In a recent Healio piece they describe a study evaluating QALY on PCa. This was frankly expressly prohibited by the ACA for any service provided thereunder. But the cat is out of the bag. The study states:
Under selective therapy, men with lower Gleason scores (< 7) and
clinical stage cancer ( T2a) would only receive treatment after clinical
progression. All other cases underwent contemporary treatment
practices. Key study endpoints included life-years (LY), quality-adjusted
life-years (QALY), direct medical expenditures, and cost per LY and QALY
gained. Researchers evaluated cost-effectiveness as willingness-to-pay
thresholds ranging from $50,000 to $150,000 per QALY. When compared with no screening, all screening strategies increased
LYs (range, 0.03-0.06) and costs (range, $263-$1,371). Costs ranged from
$7,335 to $21,649 per LY gained.
Not really clear what was concluded.

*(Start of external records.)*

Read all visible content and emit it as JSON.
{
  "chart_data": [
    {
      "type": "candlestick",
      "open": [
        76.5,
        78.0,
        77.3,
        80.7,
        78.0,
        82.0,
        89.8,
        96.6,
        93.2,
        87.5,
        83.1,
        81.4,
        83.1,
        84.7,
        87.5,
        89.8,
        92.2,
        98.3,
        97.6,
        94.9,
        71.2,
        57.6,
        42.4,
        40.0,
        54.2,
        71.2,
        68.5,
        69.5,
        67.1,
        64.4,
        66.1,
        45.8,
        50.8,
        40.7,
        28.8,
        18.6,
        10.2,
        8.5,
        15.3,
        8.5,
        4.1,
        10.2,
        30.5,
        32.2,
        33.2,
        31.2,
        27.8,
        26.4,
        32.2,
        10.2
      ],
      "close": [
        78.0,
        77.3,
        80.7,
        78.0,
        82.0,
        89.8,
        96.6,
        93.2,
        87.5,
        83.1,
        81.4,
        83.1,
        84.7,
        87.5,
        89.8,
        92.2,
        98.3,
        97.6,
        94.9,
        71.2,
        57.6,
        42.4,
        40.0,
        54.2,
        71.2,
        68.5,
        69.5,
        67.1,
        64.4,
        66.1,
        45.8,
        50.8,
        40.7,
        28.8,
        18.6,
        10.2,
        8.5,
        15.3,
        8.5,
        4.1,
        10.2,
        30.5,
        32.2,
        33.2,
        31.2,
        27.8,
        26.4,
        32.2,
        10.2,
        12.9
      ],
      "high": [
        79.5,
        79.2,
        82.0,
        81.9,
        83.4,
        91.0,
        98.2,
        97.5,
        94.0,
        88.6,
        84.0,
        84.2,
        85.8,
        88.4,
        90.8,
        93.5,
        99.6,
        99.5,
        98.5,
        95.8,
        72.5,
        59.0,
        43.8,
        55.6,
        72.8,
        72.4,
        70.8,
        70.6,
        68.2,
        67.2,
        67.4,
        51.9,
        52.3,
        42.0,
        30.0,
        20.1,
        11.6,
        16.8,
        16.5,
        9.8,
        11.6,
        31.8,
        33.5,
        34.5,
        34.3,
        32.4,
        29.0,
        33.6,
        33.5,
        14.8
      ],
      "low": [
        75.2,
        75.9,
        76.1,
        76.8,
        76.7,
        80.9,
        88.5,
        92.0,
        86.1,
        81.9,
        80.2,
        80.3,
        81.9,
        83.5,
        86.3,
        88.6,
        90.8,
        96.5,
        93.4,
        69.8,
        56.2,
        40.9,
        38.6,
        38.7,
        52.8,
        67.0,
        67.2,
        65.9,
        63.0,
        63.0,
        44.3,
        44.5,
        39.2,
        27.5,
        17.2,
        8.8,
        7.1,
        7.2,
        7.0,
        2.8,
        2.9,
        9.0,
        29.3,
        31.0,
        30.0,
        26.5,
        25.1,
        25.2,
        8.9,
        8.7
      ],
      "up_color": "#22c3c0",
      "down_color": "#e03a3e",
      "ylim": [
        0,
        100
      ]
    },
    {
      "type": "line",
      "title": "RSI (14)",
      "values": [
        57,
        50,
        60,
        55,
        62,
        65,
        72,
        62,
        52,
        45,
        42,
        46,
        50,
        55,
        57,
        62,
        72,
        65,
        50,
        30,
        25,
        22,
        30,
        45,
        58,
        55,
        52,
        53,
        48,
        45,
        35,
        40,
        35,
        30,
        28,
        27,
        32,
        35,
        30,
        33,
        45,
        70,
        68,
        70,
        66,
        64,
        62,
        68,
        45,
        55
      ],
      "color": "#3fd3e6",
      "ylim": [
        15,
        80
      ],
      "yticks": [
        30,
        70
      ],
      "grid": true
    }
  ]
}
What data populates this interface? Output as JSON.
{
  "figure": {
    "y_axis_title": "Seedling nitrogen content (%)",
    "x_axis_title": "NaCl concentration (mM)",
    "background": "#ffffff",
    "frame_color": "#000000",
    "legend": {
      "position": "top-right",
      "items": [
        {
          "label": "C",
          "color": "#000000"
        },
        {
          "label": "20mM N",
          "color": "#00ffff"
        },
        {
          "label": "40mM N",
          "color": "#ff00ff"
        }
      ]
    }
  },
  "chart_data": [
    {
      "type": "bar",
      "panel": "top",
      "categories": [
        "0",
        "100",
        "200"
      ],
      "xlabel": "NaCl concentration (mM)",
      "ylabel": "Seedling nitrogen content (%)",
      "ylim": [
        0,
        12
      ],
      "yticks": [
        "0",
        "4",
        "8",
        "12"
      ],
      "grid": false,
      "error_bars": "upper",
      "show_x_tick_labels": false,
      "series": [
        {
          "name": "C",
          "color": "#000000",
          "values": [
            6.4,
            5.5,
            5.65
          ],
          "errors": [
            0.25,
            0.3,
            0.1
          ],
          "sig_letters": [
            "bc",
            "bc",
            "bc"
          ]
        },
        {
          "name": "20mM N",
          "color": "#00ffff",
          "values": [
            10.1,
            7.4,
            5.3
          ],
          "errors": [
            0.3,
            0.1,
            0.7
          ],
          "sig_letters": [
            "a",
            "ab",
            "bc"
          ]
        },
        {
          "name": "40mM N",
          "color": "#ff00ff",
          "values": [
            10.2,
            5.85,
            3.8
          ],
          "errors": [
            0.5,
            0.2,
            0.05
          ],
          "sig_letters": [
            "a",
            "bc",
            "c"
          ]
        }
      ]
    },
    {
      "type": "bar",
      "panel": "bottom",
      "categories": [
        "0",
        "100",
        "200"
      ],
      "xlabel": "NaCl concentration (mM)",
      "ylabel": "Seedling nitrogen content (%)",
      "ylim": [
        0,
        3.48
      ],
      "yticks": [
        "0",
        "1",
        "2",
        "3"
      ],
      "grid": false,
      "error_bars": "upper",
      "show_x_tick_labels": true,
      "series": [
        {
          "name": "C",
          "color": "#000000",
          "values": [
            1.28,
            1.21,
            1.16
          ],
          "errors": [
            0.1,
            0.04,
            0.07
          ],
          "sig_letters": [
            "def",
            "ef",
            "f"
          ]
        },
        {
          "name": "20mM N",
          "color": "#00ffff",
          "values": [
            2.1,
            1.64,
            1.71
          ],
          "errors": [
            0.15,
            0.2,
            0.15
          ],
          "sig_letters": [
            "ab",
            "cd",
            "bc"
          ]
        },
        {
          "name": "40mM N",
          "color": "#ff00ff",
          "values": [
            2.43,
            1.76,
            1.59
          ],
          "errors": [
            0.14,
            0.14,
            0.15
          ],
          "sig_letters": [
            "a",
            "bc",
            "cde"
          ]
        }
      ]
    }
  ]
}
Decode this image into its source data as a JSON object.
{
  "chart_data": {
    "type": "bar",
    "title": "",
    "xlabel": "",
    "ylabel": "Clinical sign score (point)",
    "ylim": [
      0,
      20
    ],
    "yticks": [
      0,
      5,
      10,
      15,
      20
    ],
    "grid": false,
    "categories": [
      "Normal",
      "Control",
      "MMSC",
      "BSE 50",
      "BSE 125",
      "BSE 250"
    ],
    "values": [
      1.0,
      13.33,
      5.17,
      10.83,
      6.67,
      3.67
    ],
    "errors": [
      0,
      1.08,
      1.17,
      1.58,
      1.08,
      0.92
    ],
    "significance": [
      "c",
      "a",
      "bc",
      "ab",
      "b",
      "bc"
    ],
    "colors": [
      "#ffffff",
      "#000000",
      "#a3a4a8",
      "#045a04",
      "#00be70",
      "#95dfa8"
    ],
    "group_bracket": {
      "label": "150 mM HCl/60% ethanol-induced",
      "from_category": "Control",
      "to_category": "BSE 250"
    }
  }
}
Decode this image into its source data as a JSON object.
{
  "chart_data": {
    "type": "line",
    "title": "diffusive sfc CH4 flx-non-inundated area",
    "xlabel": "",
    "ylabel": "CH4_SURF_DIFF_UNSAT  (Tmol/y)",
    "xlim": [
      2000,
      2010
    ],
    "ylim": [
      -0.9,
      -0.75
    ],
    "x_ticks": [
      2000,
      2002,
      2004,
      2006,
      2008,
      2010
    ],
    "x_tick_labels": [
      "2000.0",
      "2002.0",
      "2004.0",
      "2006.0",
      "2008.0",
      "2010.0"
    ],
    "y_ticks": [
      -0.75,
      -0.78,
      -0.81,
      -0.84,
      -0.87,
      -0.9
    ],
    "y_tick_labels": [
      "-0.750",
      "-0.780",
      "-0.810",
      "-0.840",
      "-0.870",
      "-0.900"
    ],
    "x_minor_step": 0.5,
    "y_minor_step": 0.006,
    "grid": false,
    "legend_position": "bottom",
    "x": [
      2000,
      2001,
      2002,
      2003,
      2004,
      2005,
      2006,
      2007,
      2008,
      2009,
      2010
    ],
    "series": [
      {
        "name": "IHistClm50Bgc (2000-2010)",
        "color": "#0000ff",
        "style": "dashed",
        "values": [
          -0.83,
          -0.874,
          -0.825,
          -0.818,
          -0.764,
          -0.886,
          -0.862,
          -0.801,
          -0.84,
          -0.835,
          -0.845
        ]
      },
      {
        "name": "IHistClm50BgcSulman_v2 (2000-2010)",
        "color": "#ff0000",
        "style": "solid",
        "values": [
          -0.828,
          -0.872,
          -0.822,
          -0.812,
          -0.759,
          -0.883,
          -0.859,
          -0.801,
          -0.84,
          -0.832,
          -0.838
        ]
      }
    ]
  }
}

Was the cost low compared to the benefit? They conclude:
“Our work adds to the growing consensus that highly conservative use of the PSA test and biopsy referral is necessary if PSA screening
is to be cost-effective,” Roth and colleagues wrote. “Among the
strategies considered, less frequent screening and more restrictive
criteria for biopsy resulted in greater chances of PSA screening being
cost-effective — particularly when combined with selective treatment
strategies that do not immediately treat low-risk, screen-detected
cases.”
This of course is studying on the basis of past practises and having not a clue what causes or differentiates the disease.